Partido pues Cecina con mucho honor de los brazos de Vitelio, envió una parte de los caballos para ocupar a Cremona. Fueron seguidos inmediatamente de los vexilarios de las legiones catorce y diez y seis; luego por la quinta y la veinte y dos, y por retaguardia la veinte y una, llamada Rapaz, y la primera, por sobrenombre Itálica, con los vexilarios de las tres legiones de la Britania, y la gente escogida de los socorros. Partido Cecina, escribió Fabio Valente al ejército que solía ser suyo, que le esperase en el camino, que así estaba concertado con Cecina; el cual, hallándose presente y por esto con mayor autoridad, fingió que se había después mudado de parecer, resolviendo, que pues se sabía venirse acercando el enemigo, era bien salirle al encuentro con todas las fuerzas juntas. De esta manera ordenó que una parte de las legiones apresurase el camino hacia Cremona, y la otra no parase hasta Ostilia: él volvió la vuelta de Rávena so color de verse con la gente de la armada, y entrado después en Padua, dicen que negoció el secreto de su traición. Porque Lucilio Baso, después del cargo que tuvo de algunas alas de caballos, enviado por Vitelio al gobierno de ambas armadas de Rávena y de Miseno, por no haber obtenido inmediatamente la prefectura del pretorio, quería con malvada infidelidad vengar el enojo injusto. No se pudo averiguar si Baso ganó a Cecina, o (como suele suceder a los ruines, que de ordinario se parecen) si los llevó a entrambos la misma deslealtad.

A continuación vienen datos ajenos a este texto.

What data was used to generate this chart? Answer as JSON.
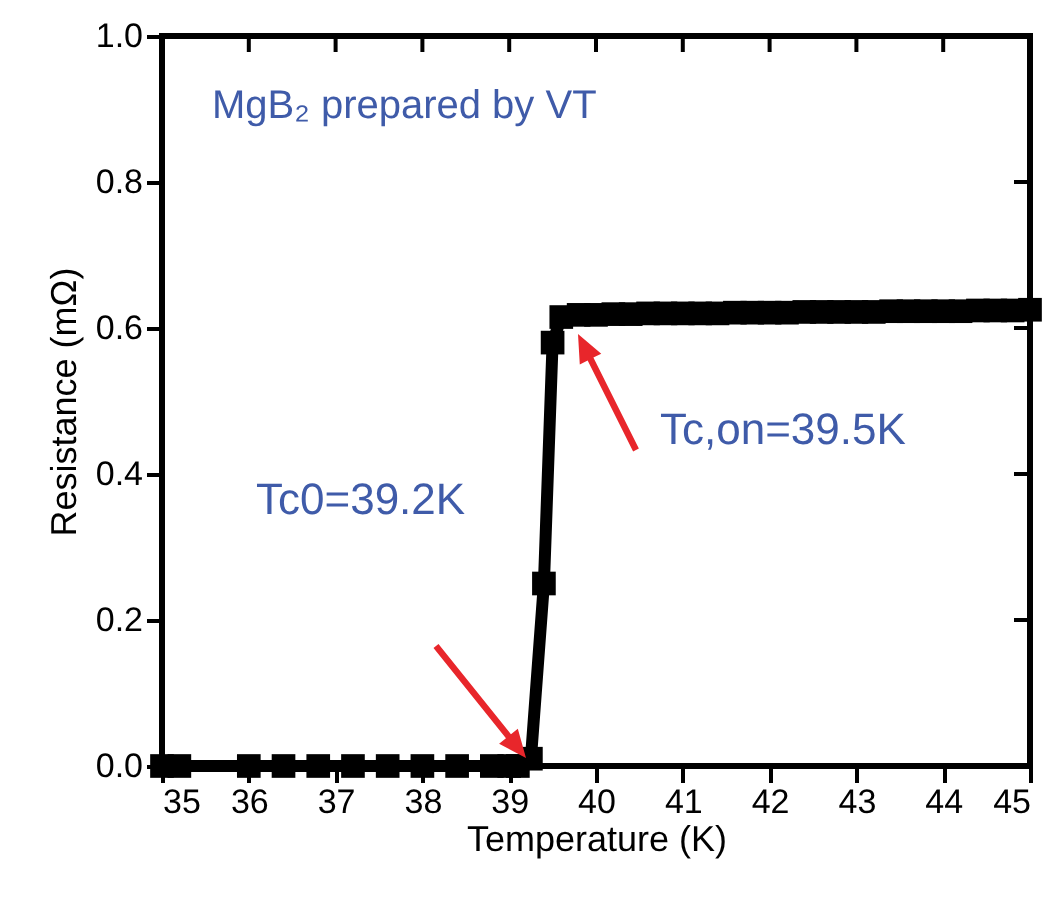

Los escritores de aquellos tiempos que pusieron en historia los sucesos de esta guerra mientras tenía el imperio la casa de los Flavios, dijeron que fue por deseo de paz y celo de la república: pretextos inventados para cubrir su adulación. A mí a lo menos, fuera de su natural liviandad y fe violada una vez vendiendo a Galba, verosímil me parece que por emulación y por envidia que los otros no les pasasen delante en gracia de Vitelio, quisiesen dar en tierra con el mismo Vitelio. Cecina pues, alcanzadas las legiones, iba con varios artificios procurando minar los ánimos de los centuriones y soldados obstinados por Vitelio. A Baso, que procuraba lo mismo, era menos difícil, hallándose la armada harto dispuesta a mudar de fe, por la memoria de la reciente milicia que habían profesado en favor de Otón.